Synthesizing spoken descriptions of images

I Introduction

Automatically describing visual scenes with natural language has great potential in many scenarios, e.g., for helping visually-impaired people interact with their surroundings. Recent years, many literatures [xu2015show, chen2018boosted, li2019entangled, huang2019attention, cornia2020meshed, rennie2017self, chen2017show, keneshloo2019deep] have been published in the field of image captioning that aims to automatically synthesize textual descriptions of images. This task, inspired by the architecture of neural machine translation and benefited from the development of attention mechanism, has achieved impressive results. However, this textual language-based method avoid people who use unwritten languages from benefiting this image describing technology. In fact, a written form is inaccessible for nearly half of the world’s languages, which are unwritten languages. Therefore, it is necessary to develop a technology to automatically describe visual scenes bypassing text, making speakers of any languages can benefit from the image captioning system.

Hasegawa-Johnson et al. [hasegawa2017image2speech] first proposed the image-to-speech task that tries to synthesize spoken descriptions of images without using textual descriptions. In their method, the image-to-speech was decomposed into two stages. The first stage is to generate speech units, e.g., phonemes, with image as input. The second stage is to perform the phoneme-to-speech synthesis process. Different speech units, i.e., L1 phonemes transcribed by an ASR that trained with the same language, L2 phonemes transcribed by an ASR that trained with another language, and Pseudo phones that generated by an unsupervised acoustic unit discovery system. The L2 phonemes and Pseudo phones based methods make the image-to-speech system can be used for an unwritten language, while the L1 phonemes based method provides the convenient of comparisons for possible newly proposed methods due to that the L2 phonemes and Pseudo phones are highly depend on the unsupervised speech unit discovery method which is an important and independent topic to be investigated.

This image-to-speech method [hasegawa2017image2speech] provides a chance for people that using unwritten languages can benefit from the image describing system. However, the image-to-speech task, as a new task, still has many gaps to be filled.

First, although the image-to-speech is a new task, the image-to-speech unit process shares the same idea as that in the text-based image captioning methods, both of which follow the basic structure of neural machine translation. Compared with the image-to-speech task, there are much more models have been proposed in the field of image captioning. However, there has not been any work to show whether those image captioning method can be used for image-to-speech synthesis, and how well they can perform in the image-to-speech task.
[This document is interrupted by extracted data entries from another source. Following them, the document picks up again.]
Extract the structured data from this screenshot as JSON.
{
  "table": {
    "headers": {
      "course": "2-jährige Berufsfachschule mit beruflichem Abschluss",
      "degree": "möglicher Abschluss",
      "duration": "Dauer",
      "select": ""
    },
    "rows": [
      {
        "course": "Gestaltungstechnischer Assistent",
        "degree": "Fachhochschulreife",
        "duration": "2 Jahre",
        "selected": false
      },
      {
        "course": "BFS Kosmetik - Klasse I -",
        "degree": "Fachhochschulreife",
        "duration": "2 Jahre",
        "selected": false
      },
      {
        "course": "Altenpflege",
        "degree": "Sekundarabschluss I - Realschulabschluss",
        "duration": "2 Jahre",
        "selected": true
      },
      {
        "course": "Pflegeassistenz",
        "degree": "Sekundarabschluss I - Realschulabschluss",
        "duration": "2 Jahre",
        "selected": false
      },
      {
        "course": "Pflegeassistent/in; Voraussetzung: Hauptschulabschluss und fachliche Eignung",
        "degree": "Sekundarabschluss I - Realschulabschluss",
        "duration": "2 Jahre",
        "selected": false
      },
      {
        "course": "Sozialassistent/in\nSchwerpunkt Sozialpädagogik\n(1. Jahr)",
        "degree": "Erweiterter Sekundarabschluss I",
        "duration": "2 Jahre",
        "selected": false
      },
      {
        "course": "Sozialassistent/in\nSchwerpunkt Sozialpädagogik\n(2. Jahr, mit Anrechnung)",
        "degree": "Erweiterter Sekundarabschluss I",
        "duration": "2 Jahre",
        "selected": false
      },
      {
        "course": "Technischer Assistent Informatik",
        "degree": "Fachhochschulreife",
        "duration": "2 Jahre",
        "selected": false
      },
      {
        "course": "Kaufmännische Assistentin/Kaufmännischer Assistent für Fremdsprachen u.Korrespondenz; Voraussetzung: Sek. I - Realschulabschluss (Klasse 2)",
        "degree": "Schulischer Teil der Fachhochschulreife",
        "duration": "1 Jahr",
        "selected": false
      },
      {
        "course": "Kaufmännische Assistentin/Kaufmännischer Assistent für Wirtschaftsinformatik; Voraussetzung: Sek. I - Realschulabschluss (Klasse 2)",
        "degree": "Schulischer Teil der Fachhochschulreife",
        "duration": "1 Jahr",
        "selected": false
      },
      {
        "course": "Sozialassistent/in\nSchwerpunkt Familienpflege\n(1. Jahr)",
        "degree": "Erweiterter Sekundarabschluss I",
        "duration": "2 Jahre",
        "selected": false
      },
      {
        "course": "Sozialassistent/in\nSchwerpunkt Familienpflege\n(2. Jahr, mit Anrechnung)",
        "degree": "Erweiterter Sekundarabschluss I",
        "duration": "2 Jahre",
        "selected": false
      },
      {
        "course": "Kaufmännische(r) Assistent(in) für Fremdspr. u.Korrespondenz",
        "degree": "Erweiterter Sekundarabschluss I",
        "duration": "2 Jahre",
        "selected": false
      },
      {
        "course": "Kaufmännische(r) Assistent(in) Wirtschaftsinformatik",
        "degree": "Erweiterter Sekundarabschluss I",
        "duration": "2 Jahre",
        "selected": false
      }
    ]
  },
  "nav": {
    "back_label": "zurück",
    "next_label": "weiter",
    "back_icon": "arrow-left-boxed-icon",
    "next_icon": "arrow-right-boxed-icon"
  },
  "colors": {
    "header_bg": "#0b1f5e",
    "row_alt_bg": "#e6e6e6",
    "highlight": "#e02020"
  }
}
Besides, in the original image-to-speech paper [hasegawa2017image2speech], the evaluation was performed for the speech unit synthesis process, and the BLEU score and unit error rates were adopted as the evaluation metrics. However, no methods or experiments have been proposed to show how to appropriately evaluate the image-to-speech unit process, i.e., which evaluation metrics are suitable to be used to evaluate the image-to-speech unit methods.

Moreover, the performance of this speech unit based method depends on the quality of speech unit discovery. The L1 phonemes that transcribed from the well-trained same language ASR can bring good performance for the image-to-speech system, but they cannot be used for unwritten languages. The L2 phonemes and Pseudo phones can be used for unwritten languages, but how to get good quality L2 phonemes and Pseudo phones are still quite challenging tasks, and non-L1 phonemes adopted in [hasegawa2017image2speech] showed much worse performance compared to the L1 phoneme based method.

In this paper, we try to fill these gaps. In order to show whether models designed for image captioning task can be used in the speech unit-based image-to-speech system, and how well they perform in the image-to-speech system, we implemented several representative image captioning models in the image-to-speech system. The image-to-speech unit model proposed in [hasegawa2017image2speech] was re-implemented to work as the baseline that compared to those image captioning methods.

To give an evaluation of how effective different evaluation metrics on the image-to-speech unit are, we conduct a human rating experiment on the results produced by several different models. Then, the human ratings were correlated with different evaluation metrics to show which metric has the best consistency with the human ratings. So that we can determine which evaluation metric could be the best choice to evaluate the image-to-speech unit task.

Last, considering that L1 phonemes cannot be used for the unwritten languages, while L2 phones and Pseudo phones perform very worse on the image-to-speech task, and developing an unsupervised system to get good enough speech units are still quite challenging. In order to make the image-to-speech system able to bypass the dependency on both text and speech units, we proposed an end-to-end method which can synthesize spoken descriptions directly from images.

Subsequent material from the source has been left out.